Split Board sends building referendum to Somerset voters
The vote by the Somerset Board of Education on whether to propose a building referendum boiled into a discussion on whether the Board should be considering the short-term or long-term needs of the School District.
After a considerable amount of wrangling on the discussion, the Board decided, on a 4-2 vote, to send a $35.4 million referendum to the voters of Somerset for the April 1 election.
The referendum will ask voters for approval to build a new high school in the School District. The price tag was knocked down by $900,000, when the Board decided to include a 700-capacity physical education gym instead of a 2,000-capacity event gym in the project.
Voting in favor of the referendum were Alison Klis, Tim Witzmann, Sharon Germain and Brian Moulton. Opposed to the referendum were Marie Colbeth and Catherine Cranston. Mike Connor was absent from the meeting.
The Facilities Committee of the School Board has been working for several months to narrow down the decision on how to propose the referendum. Colbeth, who is not a member of the committee, questioned nearly every facet of the referendum during Monday's Board meeting.
First, Colbeth asked why the Board is looking out seven to 10 years.
"All we hear is why didn't we plan more into the future," answered Moulton, referring to past District referendums.
The question was brought up about adding onto the current District buildings.
"I can't see adding onto the Elementary School and making it larger. Seven hundred (students) is pretty much maxing out an elementary school," Germain said. "The taxpayers want us to get it right. They don't want us coming back to them every two years."
Witzmann, the Facilities Committee chairman, said there is an immediate need for space that will continue to worsen.
"My job as a School Board member is to look long-term at what's best for the District," Witzmann said. "Our community has supported the schools strongly.
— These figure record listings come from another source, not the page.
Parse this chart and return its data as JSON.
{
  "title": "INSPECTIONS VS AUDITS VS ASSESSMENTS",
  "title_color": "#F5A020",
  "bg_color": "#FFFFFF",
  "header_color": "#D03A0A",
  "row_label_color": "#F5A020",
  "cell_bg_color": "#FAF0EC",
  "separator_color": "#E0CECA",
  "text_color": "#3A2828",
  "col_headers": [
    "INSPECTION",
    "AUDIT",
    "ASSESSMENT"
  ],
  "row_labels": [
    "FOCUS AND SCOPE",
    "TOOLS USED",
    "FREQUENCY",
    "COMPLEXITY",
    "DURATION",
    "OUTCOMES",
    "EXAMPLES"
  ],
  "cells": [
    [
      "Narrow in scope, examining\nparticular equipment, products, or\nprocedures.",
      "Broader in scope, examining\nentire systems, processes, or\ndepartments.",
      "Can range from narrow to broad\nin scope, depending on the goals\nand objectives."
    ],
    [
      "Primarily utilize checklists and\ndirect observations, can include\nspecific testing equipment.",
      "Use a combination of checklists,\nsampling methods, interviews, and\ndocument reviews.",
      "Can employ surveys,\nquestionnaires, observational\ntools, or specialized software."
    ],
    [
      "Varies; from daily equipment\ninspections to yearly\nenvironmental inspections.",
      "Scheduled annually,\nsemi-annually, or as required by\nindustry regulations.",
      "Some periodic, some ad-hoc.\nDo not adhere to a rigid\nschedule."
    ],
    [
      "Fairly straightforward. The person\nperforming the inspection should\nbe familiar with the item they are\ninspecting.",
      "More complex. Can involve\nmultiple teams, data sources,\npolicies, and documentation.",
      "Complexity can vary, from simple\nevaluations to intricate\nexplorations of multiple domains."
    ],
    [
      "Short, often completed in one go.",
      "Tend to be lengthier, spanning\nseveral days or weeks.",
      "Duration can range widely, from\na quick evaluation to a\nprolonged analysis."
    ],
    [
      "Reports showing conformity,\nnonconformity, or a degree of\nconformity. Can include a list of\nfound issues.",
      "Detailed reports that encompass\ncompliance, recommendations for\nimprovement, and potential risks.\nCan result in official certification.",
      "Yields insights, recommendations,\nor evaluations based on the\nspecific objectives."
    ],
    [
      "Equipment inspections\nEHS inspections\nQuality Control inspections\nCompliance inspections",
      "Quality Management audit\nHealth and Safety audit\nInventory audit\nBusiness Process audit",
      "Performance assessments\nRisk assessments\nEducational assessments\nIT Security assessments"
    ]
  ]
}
We have to put (the decision) in their hands and will see what they will support."
The plan is to sell the referendum bonds in three installments, which will spread the tax impact over three years.
Information was supplied for when the proposal was for $36.4 million. At that level, on a $200,000 home, property taxes were scheduled to increase by $164 for each of the next three years, for a total tax impact of $492.
District Administrator Randy Rosburg said the average home in the School District is valued at $217,000.
Board members said it was not an easy decision to ask for this referendum figure. Cranston and Colbeth voted against the referendum proposal, saying they couldn't "in good conscience," ask the taxpayers for this much money at this time.
Witzmann said it is up to the Board members to show the members of the community the needs within the District and to let them make an informed decision.